In the low-code category, Retool offers a free tier for up to 5 users with unlimited web and mobile apps. Paid plans are available for larger teams requiring advanced features. Appsmith follows a similar pattern: the self-hosted Community Edition is free, with business plans starting at $15/user/month. Budibase provides a free tier and paid plans at $19/mo for Pro, $49/mo for Premium, and $299/mo for Business.
The key distinction is that the Python framework alternatives (Dash, Gradio) carry zero licensing cost but require your team to handle hosting and infrastructure. The low-code platforms reduce infrastructure burden but introduce per-user or per-seat costs as teams scale. For teams with strong Python skills who primarily need dashboards and data apps, the open-source frameworks offer the most economical path. For teams building many internal tools with enterprise security requirements, the low-code platforms can pay for themselves through reduced development time.
When to Consider Switching
Streamlit remains the right choice for rapid Python prototyping, data exploration notebooks turned into shareable apps, and ML experiment dashboards where development speed outweighs production polish.
Consider Dash when your dashboards need complex callback logic, fine-grained layout control, or when you are building analytical applications that must handle heavy concurrent usage. Dash's callback architecture scales better than Streamlit's rerun model for dashboards with dozens of interactive components.
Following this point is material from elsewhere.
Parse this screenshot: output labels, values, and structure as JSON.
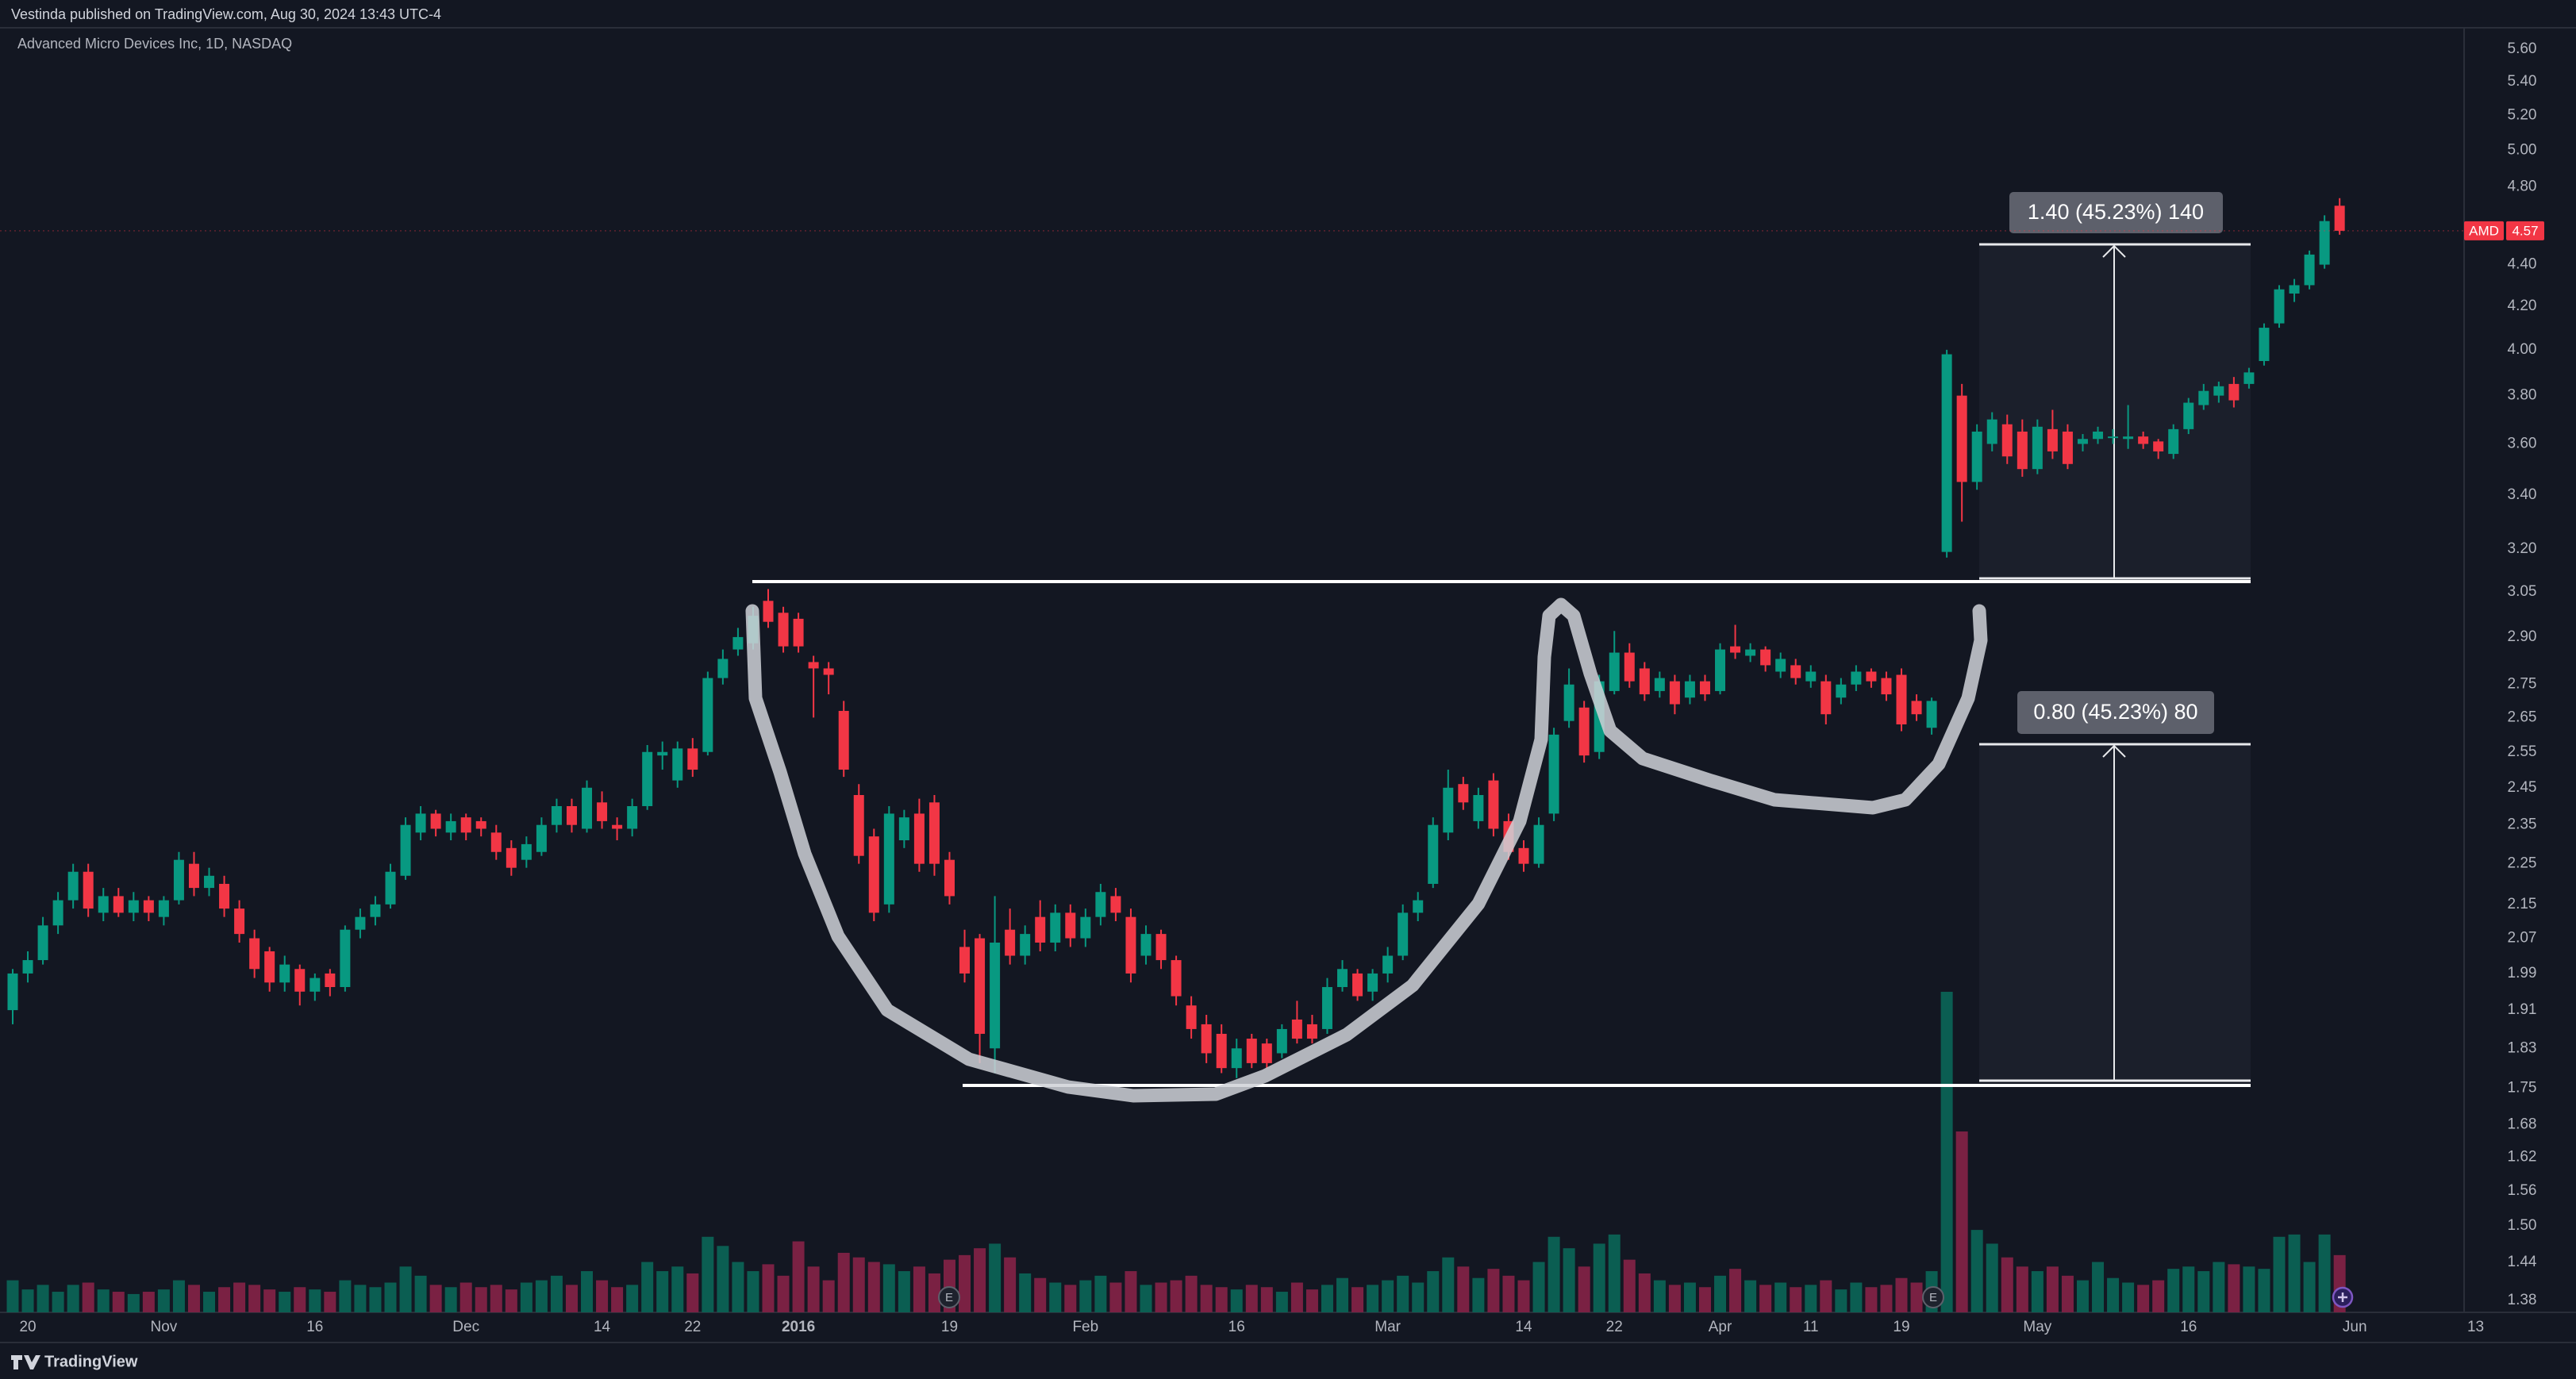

Consider Gradio when your primary goal is sharing ML model interfaces. If you are building model demos for stakeholders, creating Hugging Face Spaces, or need auto-generated API endpoints for your models, Gradio is more focused than Streamlit for this specific workflow.
Consider Retool or Appsmith when your team needs internal tools that connect to production databases and APIs but does not want to write frontend code. If your use case is admin panels, customer support dashboards, or operational CRUD applications, these platforms deliver faster than building from scratch in any Python framework. Appsmith provides the added benefit of being open source and self-hostable, while Retool offers a more polished managed experience.
Consider Budibase when you want the low-code internal tool approach but also need a built-in database and prefer an open-source, self-hosted solution with workflow automation capabilities baked in from the start.
Migration Considerations
Moving from Streamlit to Dash is the most natural migration path since both are Python frameworks. Your data processing and visualization logic (pandas, Plotly, matplotlib) transfers directly. The main rewrite effort involves converting Streamlit's linear script flow into Dash's callback pattern. Expect to restructure how state flows through your application, but your core data pipeline code stays intact.
Migrating to Gradio is straightforward if your Streamlit app is primarily a model demo wrapper. Extract your inference function, define Gradio inputs and outputs, and the framework handles the rest. Apps that rely heavily on Streamlit-specific widgets or multi-page navigation will need more substantial rework.
Moving to low-code platforms (Retool, Appsmith, Budibase) represents a paradigm shift rather than a code migration. You will rebuild your application visually, connecting to the same data sources but through the platform's connectors rather than Python code. The benefit is faster iteration on standard internal tool patterns; the cost is reduced flexibility for custom logic. We recommend keeping any complex data transformation logic in backend services and having the low-code platform call those APIs.
For any migration, we recommend running a parallel pilot: build one representative feature in the target platform before committing to a full migration. This surfaces integration issues, performance characteristics, and team adoption challenges early, before you have invested significant effort.